Foi experimentando variadas batidas de samba que a maioria das novas composições surgiu. Ao serem trabalhadas com a bandaCê (Pedro Sá, Ricardo Dias Gomes e Marcelo Callado, que se uniram a Caetano para fazer ''Cê'', o disco anterior), as canções ganharam outras camadas, roqueiras em especial. Mas continuaram essencialmente brasileiras, na visão do autor.
''Existe uma tendência brasileira de considerar tudo o que o Brasil já encorpou como desprezível. Eu não posso compartilhar disso, porque acho suicida. Só não é suicida porque é um equívoco. Quem crê que está fazendo isso nunca está realmente fazendo isso. Você não pode livrar-se de si mesmo, não pode simplesmente decidir que não é brasileiro'', afirma ele.
O novo álbum foi fermentado em shows que Caetano fez no ano passado, no Rio, e que batizou de ''Obra em Progresso''. Ao constatar que seria um disco assentado sobre batidas de samba, decidiu regravar duas músicas que estão em ''Clementina de Jesus'' (1976). ''Quando eu penso em samba, esse disco tem um lugar central na minha mente'', diz.
Mas ''Incompatibilidade de Gênios'' (João Bosco/Aldir Blanc) e ''Ingenuidade'' (Serafim Adriano) ganharam registros à moda ''Cê'', com guitarras fortes. A primeira teve duas versões, e a que está no disco (a versão dois) foi escolhida em votação no blog de Caetano (www.obraem progresso.com.br, onde podem ser ouvidas quase todas as músicas de ''Zii e Zie'' ao vivo).
Em ''Lapa'' e no material de divulgação do álbum, Caetano saúda a ''era Fernando Henrique/ Lula''. Embora ainda seja crítico das reeleições, diz que ''deu para não ser ruim oito anos de cada''. ''Há milhões de razões para reclamar, mas ainda assim o resultado final é muito mais de coisas aproveitáveis do que de frustrações'', afirma.
Antes de Barack Obama ser eleito, Caetano fez ''A Base de Guantánamo'', assinalando o simbolismo de os EUA violarem os direitos humanos em solo cubano. Agora, com Obama começando a desmontar a base e a reduzir as restrições na relação com Cuba, a música se arrisca à caduquice.

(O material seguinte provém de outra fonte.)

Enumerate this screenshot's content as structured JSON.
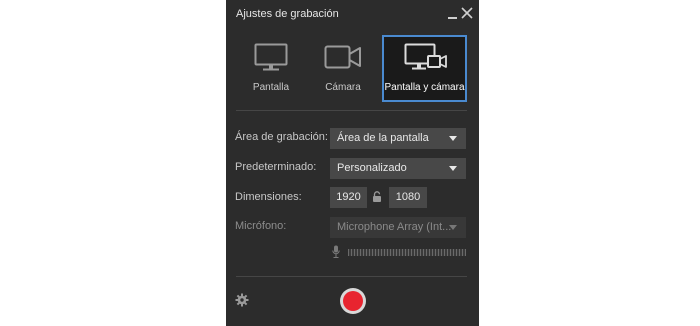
{
  "window": {
    "title": "Ajustes de grabación"
  },
  "modes": [
    {
      "label": "Pantalla",
      "icon": "monitor-icon",
      "selected": false
    },
    {
      "label": "Cámara",
      "icon": "camera-icon",
      "selected": false
    },
    {
      "label": "Pantalla y cámara",
      "icon": "monitor-camera-icon",
      "selected": true
    }
  ],
  "settings": {
    "area": {
      "label": "Área de grabación:",
      "value": "Área de la pantalla"
    },
    "preset": {
      "label": "Predeterminado:",
      "value": "Personalizado"
    },
    "dimensions": {
      "label": "Dimensiones:",
      "width": "1920",
      "height": "1080"
    },
    "microphone": {
      "label": "Micrófono:",
      "value": "Microphone Array (Int...",
      "disabled": true
    }
  },
  "footer": {
    "settings_icon": "gear-icon",
    "record_icon": "record-icon"
  },
  "colors": {
    "panel_bg": "#2c2c2c",
    "accent": "#4a8ad0",
    "record": "#e8242f"
  }
}
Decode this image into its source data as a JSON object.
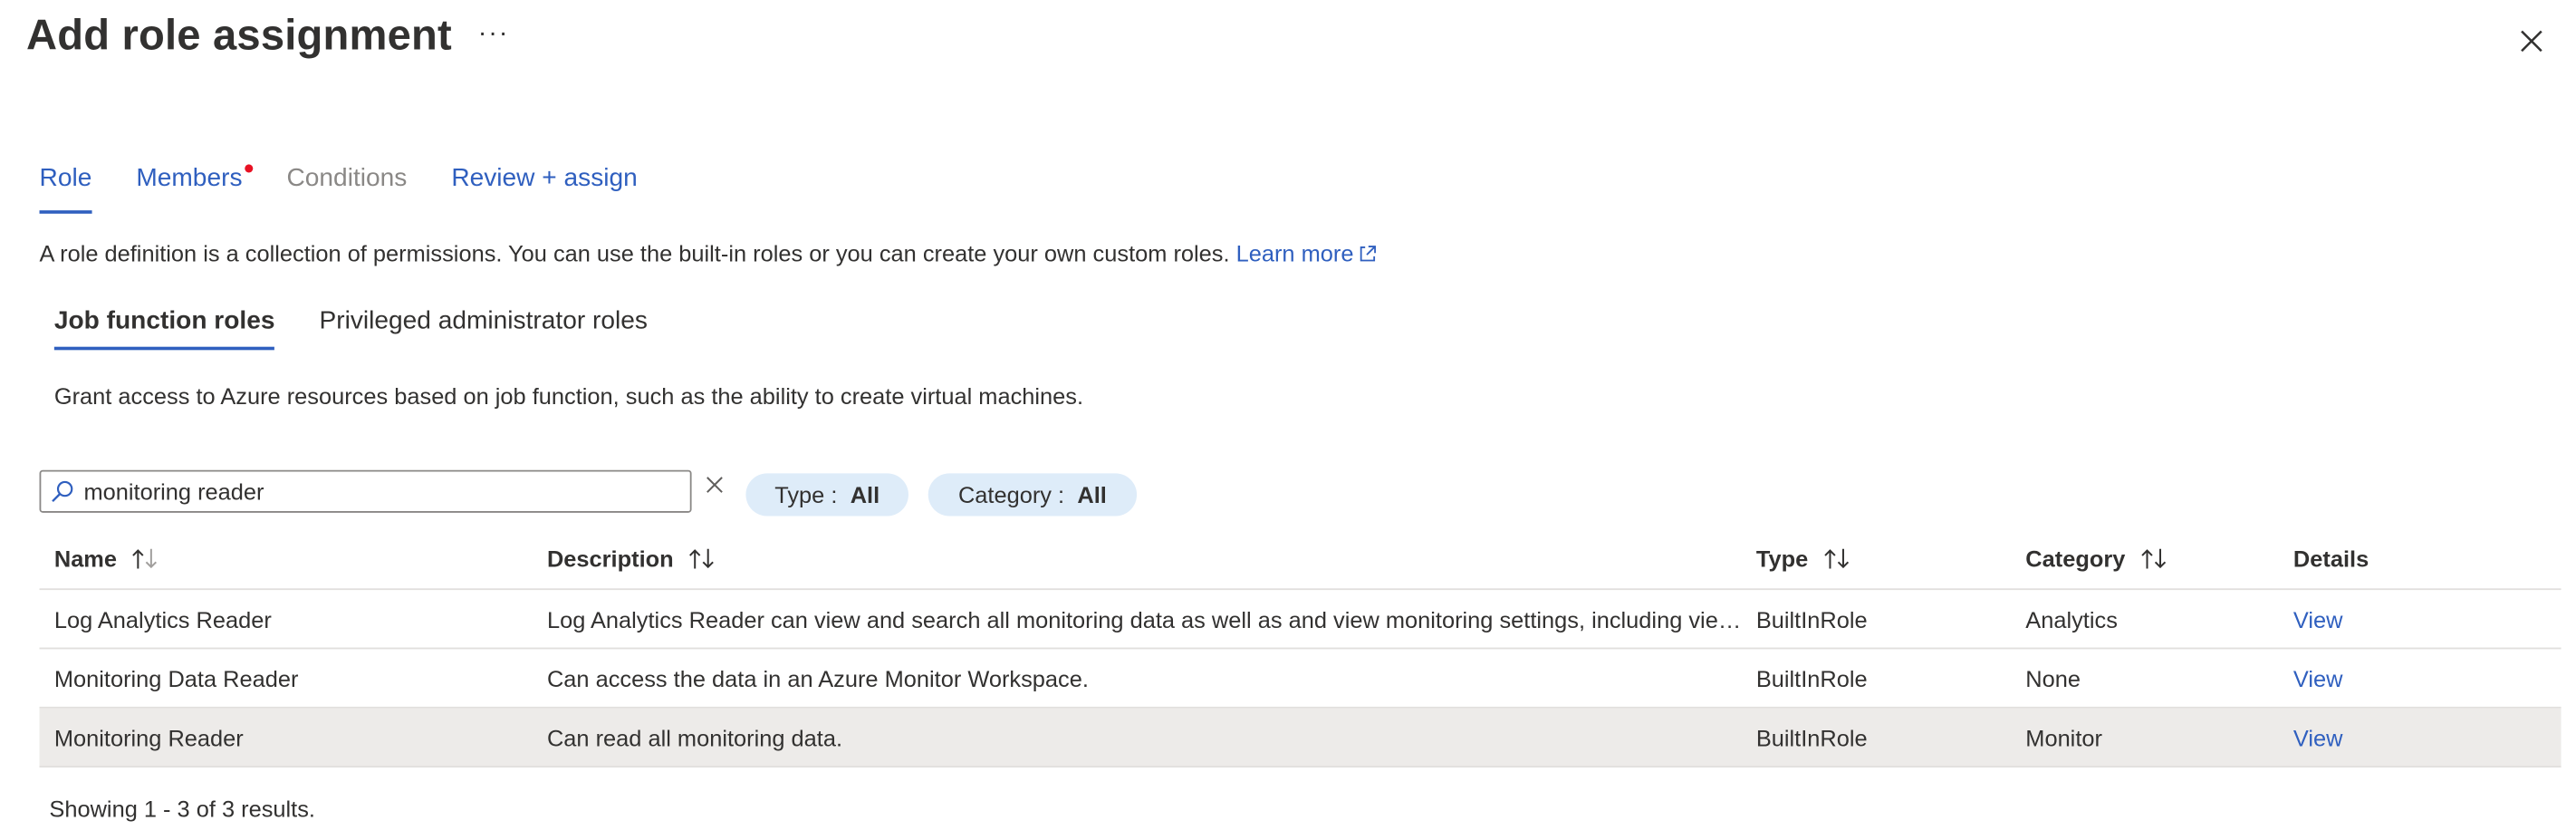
{
  "header": {
    "title": "Add role assignment",
    "more_label": "···"
  },
  "tabs": [
    {
      "label": "Role",
      "state": "active"
    },
    {
      "label": "Members",
      "state": "normal",
      "has_indicator": true
    },
    {
      "label": "Conditions",
      "state": "disabled"
    },
    {
      "label": "Review + assign",
      "state": "normal"
    }
  ],
  "intro": {
    "text": "A role definition is a collection of permissions. You can use the built-in roles or you can create your own custom roles. ",
    "link_label": "Learn more"
  },
  "subtabs": [
    {
      "label": "Job function roles",
      "state": "active"
    },
    {
      "label": "Privileged administrator roles",
      "state": "normal"
    }
  ],
  "subtab_description": "Grant access to Azure resources based on job function, such as the ability to create virtual machines.",
  "search": {
    "value": "monitoring reader"
  },
  "filters": {
    "type": {
      "label": "Type : ",
      "value": "All"
    },
    "category": {
      "label": "Category : ",
      "value": "All"
    }
  },
  "table": {
    "columns": [
      "Name",
      "Description",
      "Type",
      "Category",
      "Details"
    ],
    "rows": [
      {
        "name": "Log Analytics Reader",
        "description": "Log Analytics Reader can view and search all monitoring data as well as and view monitoring settings, including viewing the configuration of Azure diagnostics on all Azure resources.",
        "type": "BuiltInRole",
        "category": "Analytics",
        "details": "View"
      },
      {
        "name": "Monitoring Data Reader",
        "description": "Can access the data in an Azure Monitor Workspace.",
        "type": "BuiltInRole",
        "category": "None",
        "details": "View"
      },
      {
        "name": "Monitoring Reader",
        "description": "Can read all monitoring data.",
        "type": "BuiltInRole",
        "category": "Monitor",
        "details": "View",
        "selected": true
      }
    ]
  },
  "footer": {
    "count_text": "Showing 1 - 3 of 3 results."
  },
  "colors": {
    "accent": "#2f5fbf",
    "indicator": "#e81123",
    "pill_bg": "#deecf9",
    "selected_row": "#edebe9"
  }
}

Caetano ainda relativiza a rapidez com que várias canções foram criadas, nascidas como novidades para ''Obra em Progresso''. ''Vou ser sincero: todas as vezes eu componho assim. Fico com impaciência de continuar trabalhando até passar pelo meu crivo crítico. Deixo a canção precária, defeituosa e apresento. Se fosse botar meu crivo crítico, não ia ter nenhuma dessas músicas. Ou, então, eu ia fazer canções realmente perfeitas, aos meus olhos. O Chico eu acho que faz'', diz.